Ganz klar: nicht über Presseartikel und das vhs-Programmheft. Bei der Zielgruppendefinition der Richtlinie müssen sie einfach gezielt angesprochen werden. Wir erreichen sie über die Hausaufgabenhilfen an den Grundschulen und auch die Schulsozialarbeit der weiterführenden Schulen laden gezielt ein. Dabei bauten wir auf bestehende Kontakte auf. Außerdem findet im Bildungshaus jeden Sonntag ein Kidstreff statt, bei dem wir auch werben. Wir suchen gezielt Kinder, in denen wir Potential und Begeisterungsfähigkeit sehen und gleichermaßen einen Förderbedarf.

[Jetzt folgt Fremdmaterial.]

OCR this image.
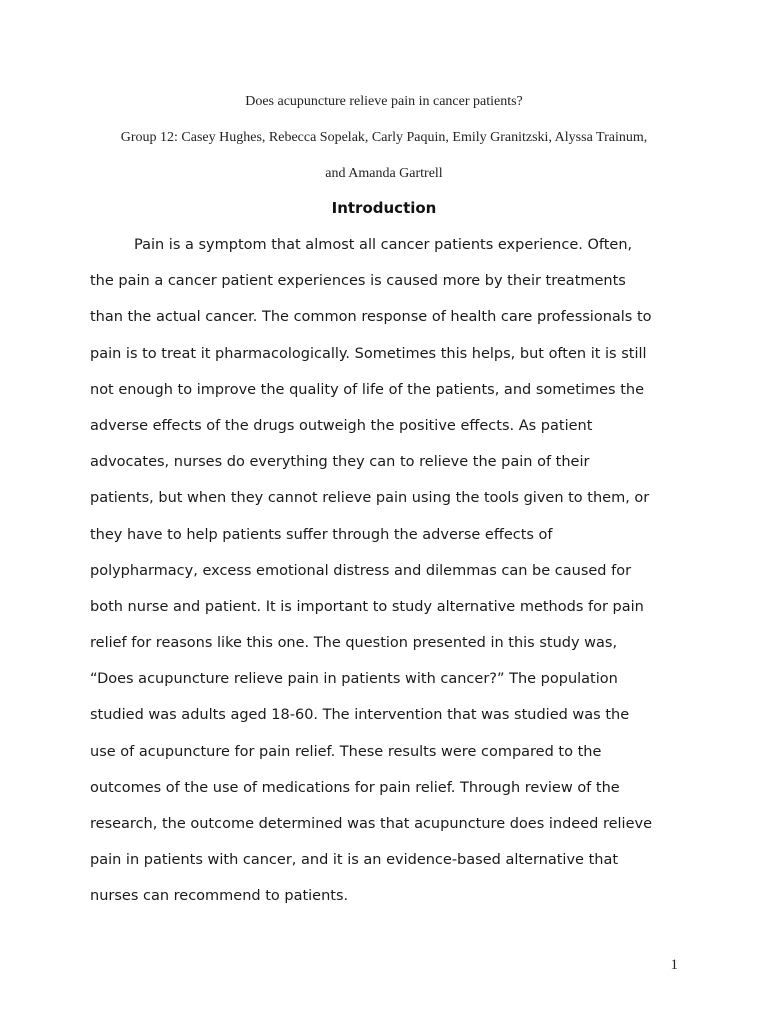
Does acupuncture relieve pain in cancer patients?
Group 12: Casey Hughes, Rebecca Sopelak, Carly Paquin, Emily Granitzski, Alyssa Trainum,
and Amanda Gartrell
Introduction
Pain is a symptom that almost all cancer patients experience. Often,
the pain a cancer patient experiences is caused more by their treatments
than the actual cancer. The common response of health care professionals to
pain is to treat it pharmacologically. Sometimes this helps, but often it is still
not enough to improve the quality of life of the patients, and sometimes the
adverse effects of the drugs outweigh the positive effects. As patient
advocates, nurses do everything they can to relieve the pain of their
patients, but when they cannot relieve pain using the tools given to them, or
they have to help patients suffer through the adverse effects of
polypharmacy, excess emotional distress and dilemmas can be caused for
both nurse and patient. It is important to study alternative methods for pain
relief for reasons like this one. The question presented in this study was,
“Does acupuncture relieve pain in patients with cancer?” The population
studied was adults aged 18-60. The intervention that was studied was the
use of acupuncture for pain relief. These results were compared to the
outcomes of the use of medications for pain relief. Through review of the
research, the outcome determined was that acupuncture does indeed relieve
pain in patients with cancer, and it is an evidence-based alternative that
nurses can recommend to patients.
1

Es gehen meist bis zu fünfzig Anmeldungen ein, oft mit einer kurzen Notiz der vermittelnden Stelle zum Bedarf. Die Auswahl erfolgt dann durch das Betreuer-Team. Oft wird Rücksprache im Netzwerk gehalten. Kinder, die in Notunterkünften leben, deren Eltern oder Geschwister erkrankt sind oder die eine schwierige familiäre Situation erleben, werden bevorzugt aufgenommen. Andere Kinder können maximal zweimal an einem talentCAMPus teilnehmen. Manchmal fühlt sich dies etwas hart an, aber wir möchten möglichst viele Kinder erreichen, haben aber begrenzte Ressourcen – 24 Teilnehmende ist für uns ein guter Kompromiss.

Wie erleben Sie die Zusammenarbeit mit den Eltern?

Da werden meine Erwartungen leider oft enttäuscht. Die Eltern interessieren sich nicht alle im gleichen Maße für die talentCAMPus-Projekte, an denen ihre Kinder teilnehmen. Wir haben etwas gegengesteuert. Am zweiten Projekttag sollen die Eltern ihre Kinder abholen. Dadurch wurde der Kontakt etwas besser. Ein talentCAMPus kann die Kinder fördern, aber familiäre Strukturen nicht verändern. Wenn Eltern nicht mitwirken – auch an der Abschlussveranstaltung nicht teilnehmen – bleibt nur, den Kindern im Projekt Anerkennung zu geben. Dass das wichtig ist, erleben wir jedes Mal, wenn die Kinder aufgeregt und ungeduldig kaum erwarten können, ihre Ergebnisse aus dem talentCAMPus vorzustellen und Selbstgestaltetes voller Stolz mit nach Hause zu nehmen.

Was wünschen Sie für die Zukunft?

Dass noch viele talentCAMPus-Projekte stattfinden, in denen die Zielgruppe erreicht wird – hier im Kreis Offenbach, aber auch anderorts. In den talentCAMPus-Projekten werden die Kinder in ihrer Selbstwahrnehmung gestärkt und können so ihre Stärken erkennen, sie gewinnen Selbstvertrauen und lernen mit ihren Begabungen umzugehen. Insbesondere für Kinder aus bildungsbenachteiligten Familien bietet der talentCAMPus einen Rahmen, der im schulischen Alltag nicht immer gegeben werden kann.

Allen Akteuren wünsche ich Gelassenheit und Kreativität – das sind die Garanten für gelingende Projekte – und dass ihr Engagement mit begeisterten Kinderaugen belohnt wird.

Das Interview wurde im September 2019 schriftlich geführt (Mi.Ke.)